Garcia’s classmate Javier Caras said the conference gave him a chance to think more about his future education and career. “I wanted to be a soccer player, but I thought about it and decided there aren’t many chances of that, so I want to be an engineer instead,” he said.
Fife senior Edith Silva, whose parents came here from Mexico, said she was glad to share her story with the younger students. “My dad only got a third-grade education and he’s still learning how to read, and my mom got pregnant at a really young age,” she said. “They migrated here and it was tough because I was young and I had to learn English and Spanish. I’ve always been the translator in the family, so that puts a lot of pressure on me because I’m the first one to graduate out of my whole family. That pushes me to not drop out of school and keep pushing on my education. Them not being able to go to school and further their education pushes me to do what they couldn’t accomplish.” Silva is currently in a Certified Nursing Assistant program and plans to become a Registered Nurse.

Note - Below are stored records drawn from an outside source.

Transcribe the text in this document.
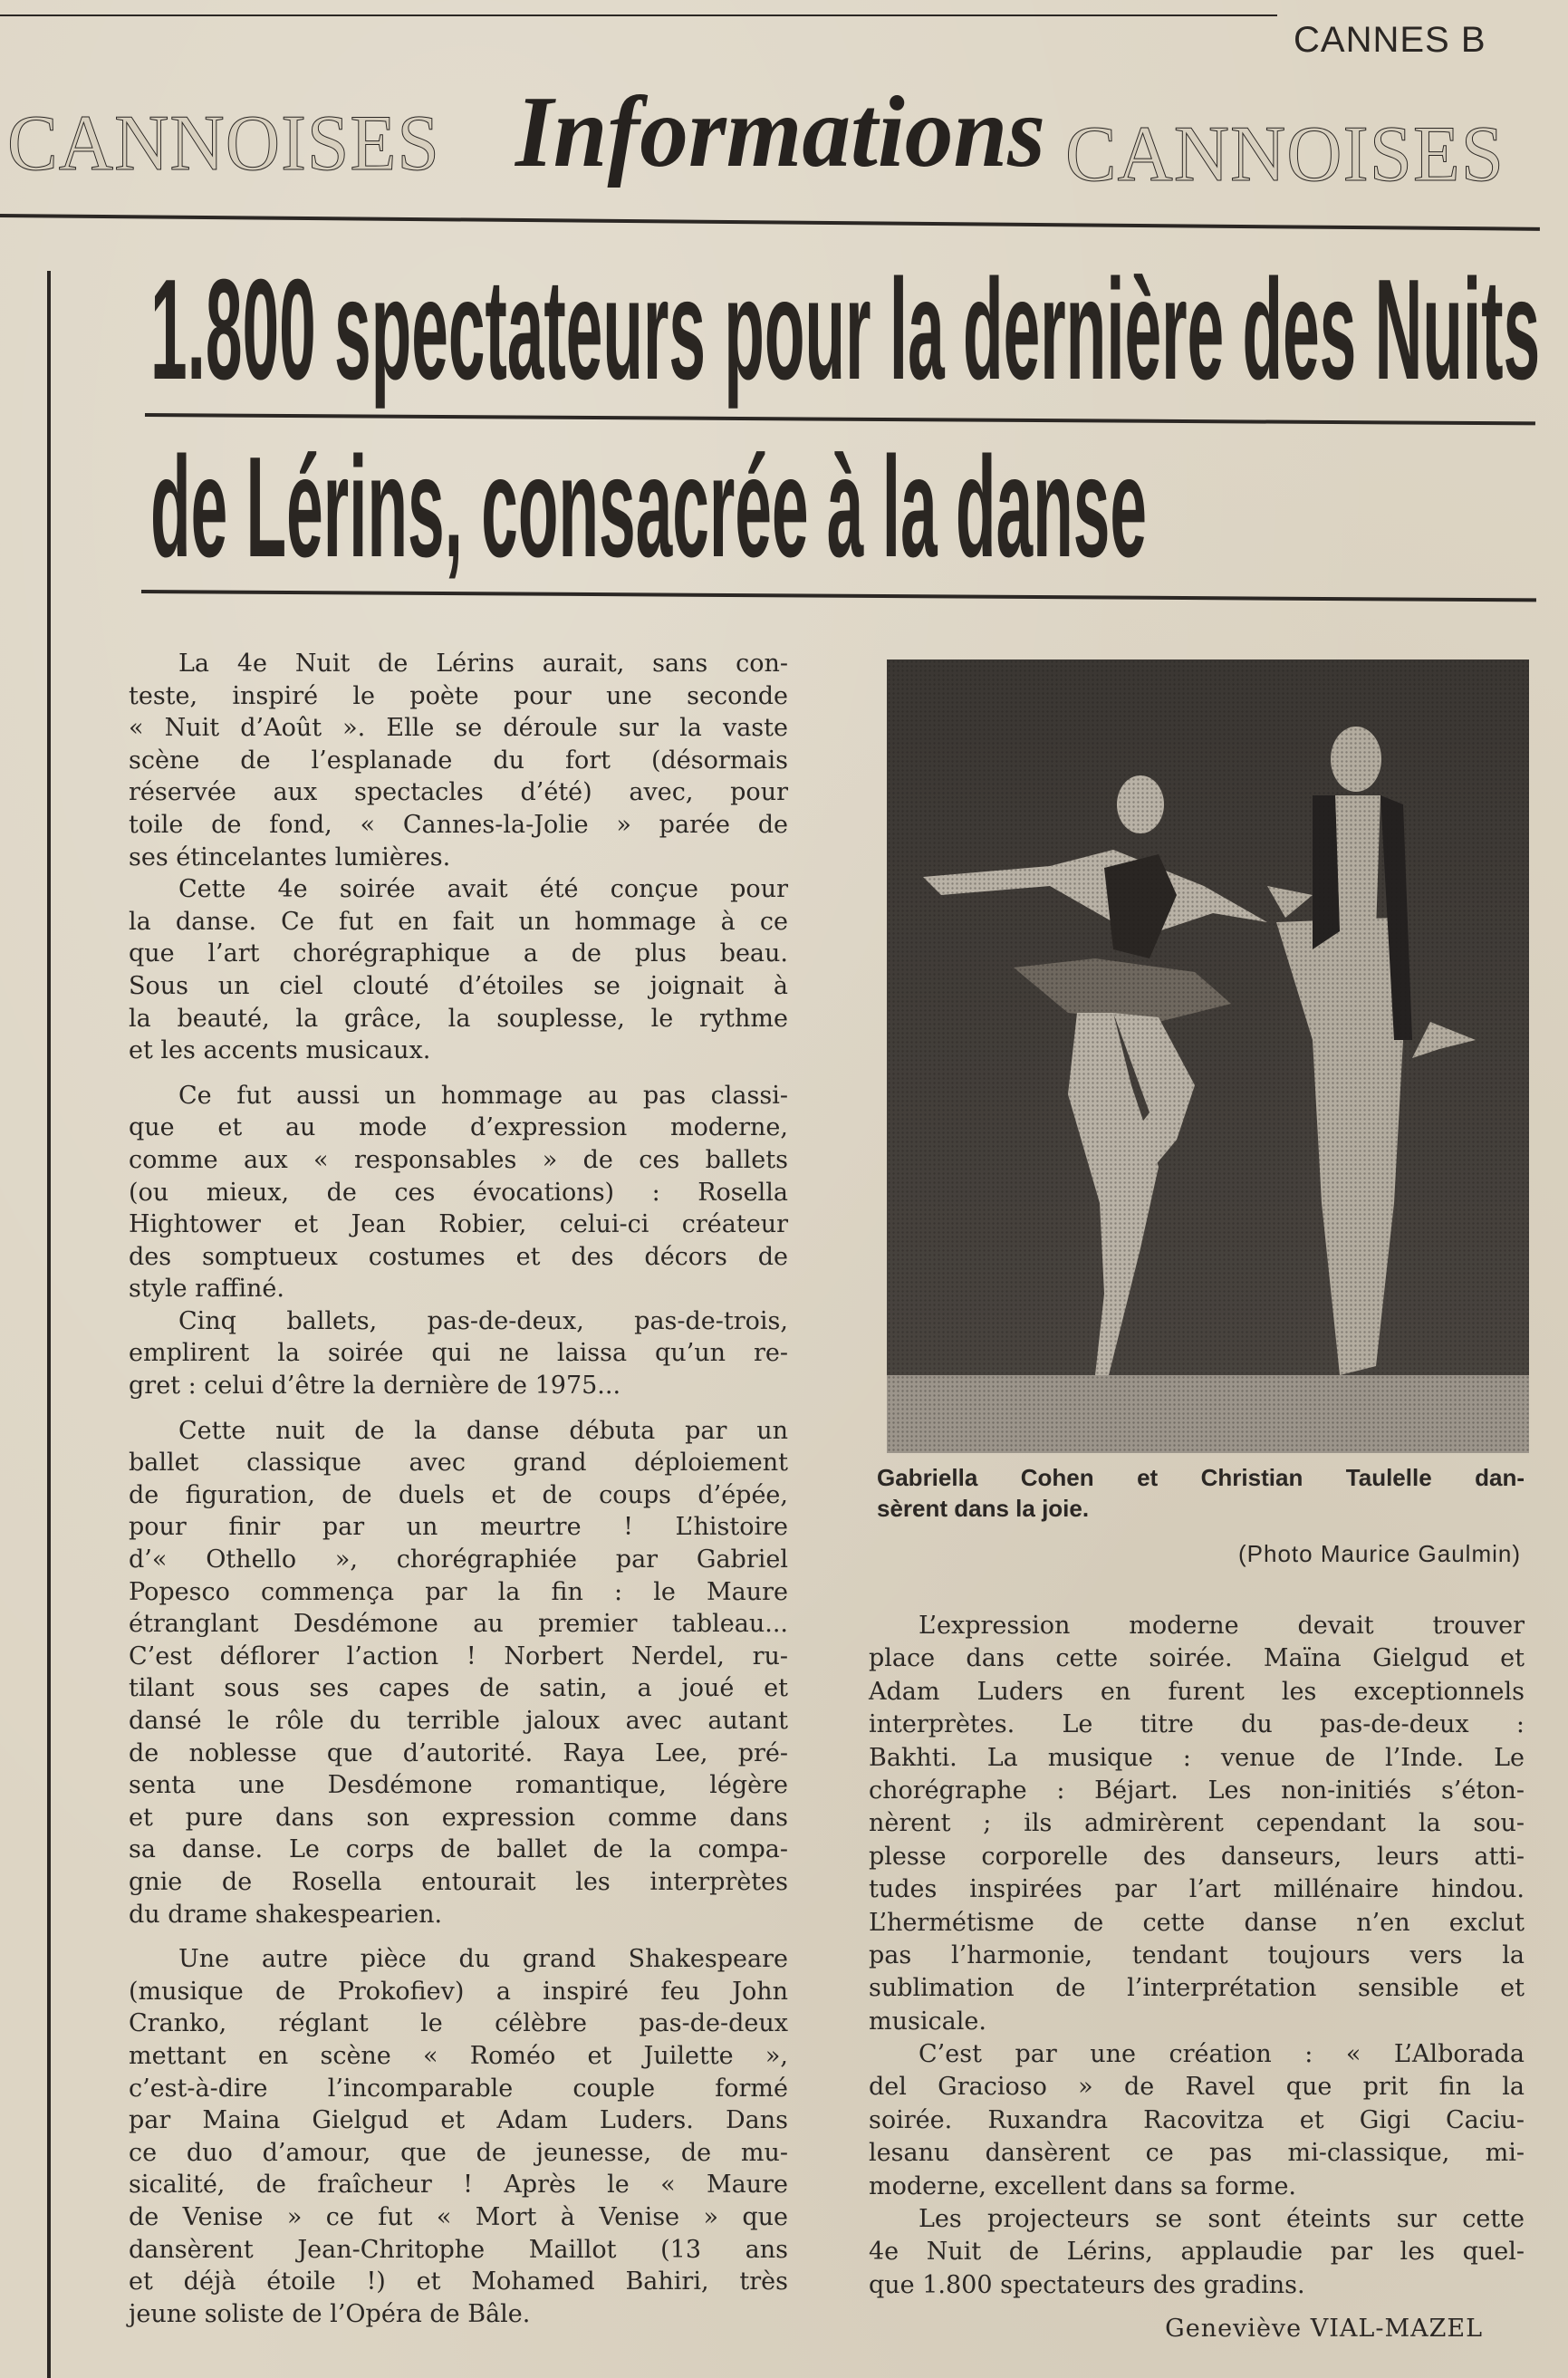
CANNES B
CANNOISES Informations CANNOISES
1.800 spectateurs pour la dernière des Nuits
de Lérins, consacrée à la danse
La 4e Nuit de Lérins aurait, sans con-
teste, inspiré le poète pour une seconde
« Nuit d’Août ». Elle se déroule sur la vaste
scène de l’esplanade du fort (désormais
réservée aux spectacles d’été) avec, pour
toile de fond, « Cannes-la-Jolie » parée de
ses étincelantes lumières.
Cette 4e soirée avait été conçue pour
la danse. Ce fut en fait un hommage à ce
que l’art chorégraphique a de plus beau.
Sous un ciel clouté d’étoiles se joignait à
la beauté, la grâce, la souplesse, le rythme
et les accents musicaux.
Ce fut aussi un hommage au pas classi-
que et au mode d’expression moderne,
comme aux « responsables » de ces ballets
(ou mieux, de ces évocations) : Rosella
Hightower et Jean Robier, celui-ci créateur
des somptueux costumes et des décors de
style raffiné.
Cinq ballets, pas-de-deux, pas-de-trois,
emplirent la soirée qui ne laissa qu’un re-
gret : celui d’être la dernière de 1975...
Cette nuit de la danse débuta par un
ballet classique avec grand déploiement
de figuration, de duels et de coups d’épée,
pour finir par un meurtre ! L’histoire
d’« Othello », chorégraphiée par Gabriel
Popesco commença par la fin : le Maure
étranglant Desdémone au premier tableau...
C’est déflorer l’action ! Norbert Nerdel, ru-
tilant sous ses capes de satin, a joué et
dansé le rôle du terrible jaloux avec autant
de noblesse que d’autorité. Raya Lee, pré-
senta une Desdémone romantique, légère
et pure dans son expression comme dans
sa danse. Le corps de ballet de la compa-
gnie de Rosella entourait les interprètes
du drame shakespearien.
Une autre pièce du grand Shakespeare
(musique de Prokofiev) a inspiré feu John
Cranko, réglant le célèbre pas-de-deux
mettant en scène « Roméo et Juilette »,
c’est-à-dire l’incomparable couple formé
par Maina Gielgud et Adam Luders. Dans
ce duo d’amour, que de jeunesse, de mu-
sicalité, de fraîcheur ! Après le « Maure
de Venise » ce fut « Mort à Venise » que
dansèrent Jean-Chritophe Maillot (13 ans
et déjà étoile !) et Mohamed Bahiri, très
jeune soliste de l’Opéra de Bâle.
Gabriella Cohen et Christian Taulelle dan-
sèrent dans la joie.
(Photo Maurice Gaulmin)
L’expression moderne devait trouver
place dans cette soirée. Maïna Gielgud et
Adam Luders en furent les exceptionnels
interprètes. Le titre du pas-de-deux :
Bakhti. La musique : venue de l’Inde. Le
chorégraphe : Béjart. Les non-initiés s’éton-
nèrent ; ils admirèrent cependant la sou-
plesse corporelle des danseurs, leurs atti-
tudes inspirées par l’art millénaire hindou.
L’hermétisme de cette danse n’en exclut
pas l’harmonie, tendant toujours vers la
sublimation de l’interprétation sensible et
musicale.
C’est par une création : « L’Alborada
del Gracioso » de Ravel que prit fin la
soirée. Ruxandra Racovitza et Gigi Caciu-
lesanu dansèrent ce pas mi-classique, mi-
moderne, excellent dans sa forme.
Les projecteurs se sont éteints sur cette
4e Nuit de Lérins, applaudie par les quel-
que 1.800 spectateurs des gradins.
Geneviève VIAL-MAZEL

For Fife senior Dyanee Heredia, “One of the highlights was us telling the kids our stories and for them not to make the same mistakes as us. To keep moving forward and try their hardest in school.” Heredia talked about her own “failure to success” story in how she made a turnaround in her commitment to her studies once she entered high school. With her older brother having dropped out in his sophomore year and her parents, who came here from Mexico, not graduating either, Heredia wants to make them proud of her efforts to be the first to graduate. “I’ve learned to keep moving forward,” she said. “My parents are always there to support me and my brother is my motivation to keep on going forward. Ms. Lindgren is always here helping me out too.”
The students thanked Fife Superintendent Kevin Alfano and Fife High School Principal Ron Ness for their support of Fife’s Latino students and the ¡La Chispa! conference.

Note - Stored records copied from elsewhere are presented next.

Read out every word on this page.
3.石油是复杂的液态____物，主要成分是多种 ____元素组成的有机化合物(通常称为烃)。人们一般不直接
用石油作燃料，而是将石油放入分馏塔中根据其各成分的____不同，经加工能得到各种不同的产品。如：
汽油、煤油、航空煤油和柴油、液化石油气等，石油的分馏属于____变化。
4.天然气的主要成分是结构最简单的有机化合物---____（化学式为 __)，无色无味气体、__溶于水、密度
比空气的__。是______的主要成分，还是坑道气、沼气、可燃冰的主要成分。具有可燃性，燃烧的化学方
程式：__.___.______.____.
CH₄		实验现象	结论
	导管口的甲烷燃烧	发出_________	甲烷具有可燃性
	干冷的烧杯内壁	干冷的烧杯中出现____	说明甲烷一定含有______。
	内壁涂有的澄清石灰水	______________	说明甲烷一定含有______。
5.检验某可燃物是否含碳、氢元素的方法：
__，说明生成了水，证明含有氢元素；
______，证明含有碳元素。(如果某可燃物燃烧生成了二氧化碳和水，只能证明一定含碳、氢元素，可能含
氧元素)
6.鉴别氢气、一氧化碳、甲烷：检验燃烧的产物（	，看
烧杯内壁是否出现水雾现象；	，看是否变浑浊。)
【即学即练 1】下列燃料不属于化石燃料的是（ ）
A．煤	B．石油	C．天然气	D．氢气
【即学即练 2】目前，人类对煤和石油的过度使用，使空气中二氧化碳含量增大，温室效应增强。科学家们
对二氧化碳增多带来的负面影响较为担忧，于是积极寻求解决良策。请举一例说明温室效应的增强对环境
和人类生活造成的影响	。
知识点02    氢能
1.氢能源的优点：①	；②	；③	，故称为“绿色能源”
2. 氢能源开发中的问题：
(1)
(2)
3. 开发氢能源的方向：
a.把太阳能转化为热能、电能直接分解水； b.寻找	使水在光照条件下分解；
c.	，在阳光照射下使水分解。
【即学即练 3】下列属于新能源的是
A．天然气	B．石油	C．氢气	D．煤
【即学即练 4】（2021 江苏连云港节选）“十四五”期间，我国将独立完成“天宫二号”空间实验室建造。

“It was really cool seeing all the mentors because it shows there are people who care about this and especially to Ms. Lindgren, Mr. Alfano and Mr. Ness – that they think it’s important and support us in reaching out to our community,” Tafolla said. With his parents also have moved to the U.S. from Mexico, Tafolla is fully aware of the risks they took and the challenges they faced in a new country just so their children could have what they didn’t have.
“Ever since I was young I knew that I wanted to make them proud. I’m really grateful for my parents and everything they’ve given me. I feel blessed to have the opportunities to not have to worry about what I’m going to eat or if I have clean clothes or a bed to sleep in. They worked hard for me so I’m going to give back to them. I’m going to work hard in school, I’m going to work hard in everything I do – to be the best in every aspect that I can be and control everything that I can control in order to be successful.”